Jared Diamond answered this question in "Guns, Germs and Steel", with another go at it in "Collapse" I think.
Quote:And that's only because political correctness forbids Britain and America's current crop of de facto Social-Marxist academics from claiming a superiority for the West that might embarrass and upset China for its 'Third World' status.
It's surprising how doggedly you resist the reality.
Quote:Read any books lately by academics giving an honest critique of pre-settlement aboriginal traditions and cultural practices?
Of course you haven't.
Neither have you, I'm guessing. Not because they don't exist either, but because it spoils your victimhood narrative.

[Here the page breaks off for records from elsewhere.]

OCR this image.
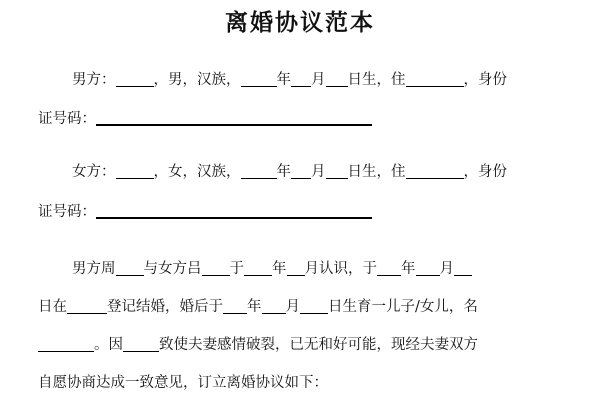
离婚协议范本
男方：	，男，汉族， 年 月 日生，住	，身份
证号码：
女方：	，女，汉族， 年 月 日生，住	，身份
证号码：
男方周 与女方吕 于 年 月认识，于 年 月
日在	登记结婚，婚后于 年 月 日生育一儿子/女儿，名
。因 致使夫妻感情破裂，已无和好可能，现经夫妻双方
自愿协商达成一致意见，订立离婚协议如下：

Quote:You're making a common mistake. You're applying modern day trendy morality to past acts. This in no way actually gives an insight into the time and why things occurred as they did. True history involves understanding the morals, laws, mores of an era and how they were justified. Just looking back and claiming the past was 'barbaric' reveals more about the values of the person making the claim than anything in history.

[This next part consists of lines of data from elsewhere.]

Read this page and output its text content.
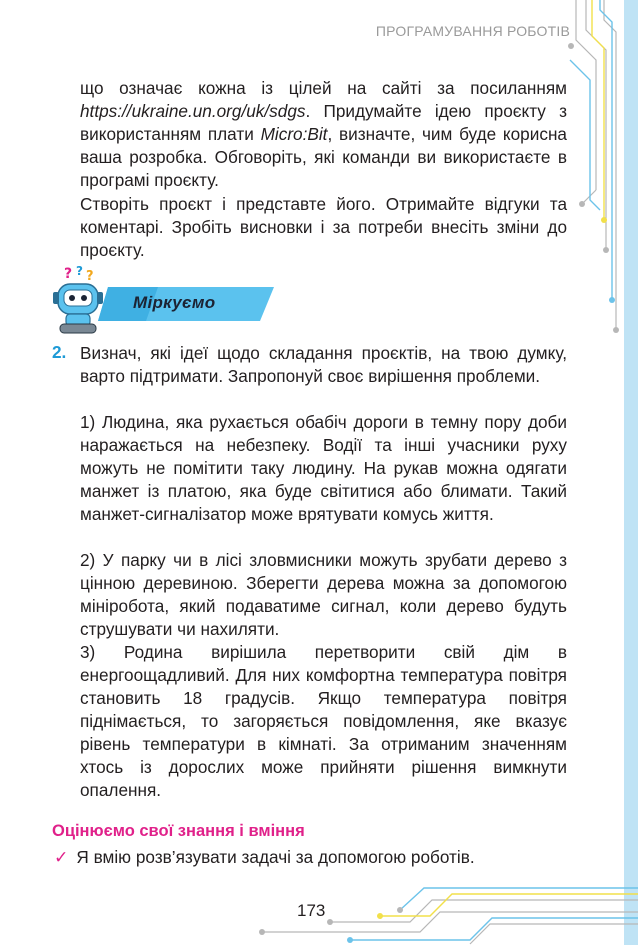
ПРОГРАМУВАННЯ РОБОТІВ

що означає кожна із цілей на сайті за посиланням https://ukraine.un.org/uk/sdgs. Придумайте ідею проєкту з використанням плати Micro:Bit, визначте, чим буде корисна ваша розробка. Обговоріть, які команди ви використаєте в програмі проєкту.

Створіть проєкт і представте його. Отримайте відгуки та коментарі. Зробіть висновки і за потреби внесіть зміни до проєкту.

? ? ?
Міркуємо
2. Визнач, які ідеї щодо складання проєктів, на твою думку, варто підтримати. Запропонуй своє вирішення проблеми.

1) Людина, яка рухається обабіч дороги в темну пору доби наражається на небезпеку. Водії та інші учасники руху можуть не помітити таку людину. На рукав можна одягати манжет із платою, яка буде світитися або блимати. Такий манжет-сигналізатор може врятувати комусь життя.

2) У парку чи в лісі зловмисники можуть зрубати дерево з цінною деревиною. Зберегти дерева можна за допомогою мініробота, який подаватиме сигнал, коли дерево будуть струшувати чи нахиляти.

3) Родина вирішила перетворити свій дім в енергоощадливий. Для них комфортна температура повітря становить 18 градусів. Якщо температура повітря піднімається, то загоряється повідомлення, яке вказує рівень температури в кімнаті. За отриманим значенням хтось із дорослих може прийняти рішення вимкнути опалення.

Оцінюємо свої знання і вміння
✓ Я вмію розв’язувати задачі за допомогою роботів.
173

Yet it is necessary to communicate what went on. It was barbaric, whether or not everyone else was being barbaric at the same time. Instead of getting all hung up on whether it is OK to judge it, why not just call it for what it is and get over it?
Quote:None of this is unusual about empire... as dictators never willingly relinquish power... Imperialists never surrender the empire they serve except at the point of a gun, or due to the impossibility of holding it together.
I think you'll find that Britain gave up India more readily than just about any empire in history, and has continued to benefit greatly from that move.
Quote:Okay. But theories of "oppression" are more often than not a projection of the author rather than an insight into the times.
False dichotomy. One person can call it oppression. Another can call it gifting a superior culture by force. Neither is a barrier to insight. The only barrier to insight is people like you who whine about the shame they feel.
Quote:Yes it would be a mistake because slavery was considered normal for the time.
Slavery could become normal again. All it takes is to make it more common. Would that also make it moral?
Quote:Do you believe that Southern US slave owners truly believed (by sole virtue of the morals, laws, mores of their era) that the African should by his nature be subjugated?
If you repeat it often enough, people will believe it.
Quote:What is the excuse of large companies today (e.g. Apple) who happily allow Chinese workers to endure slave-like conditions to build their products cheaply?
You already know what the "excuse" is - that those Chinese are actually better off for Apples' employment of them. There is no coercion.
Quote:It was probably calculated by someone whose 'Black Armband-of-Guilt-and-Shame had temporarily slipped off his arm while he was typing the results.
So it is the motivations behind the words that matter, not whether they are actually true? All you ever talk about is your feelings of shame.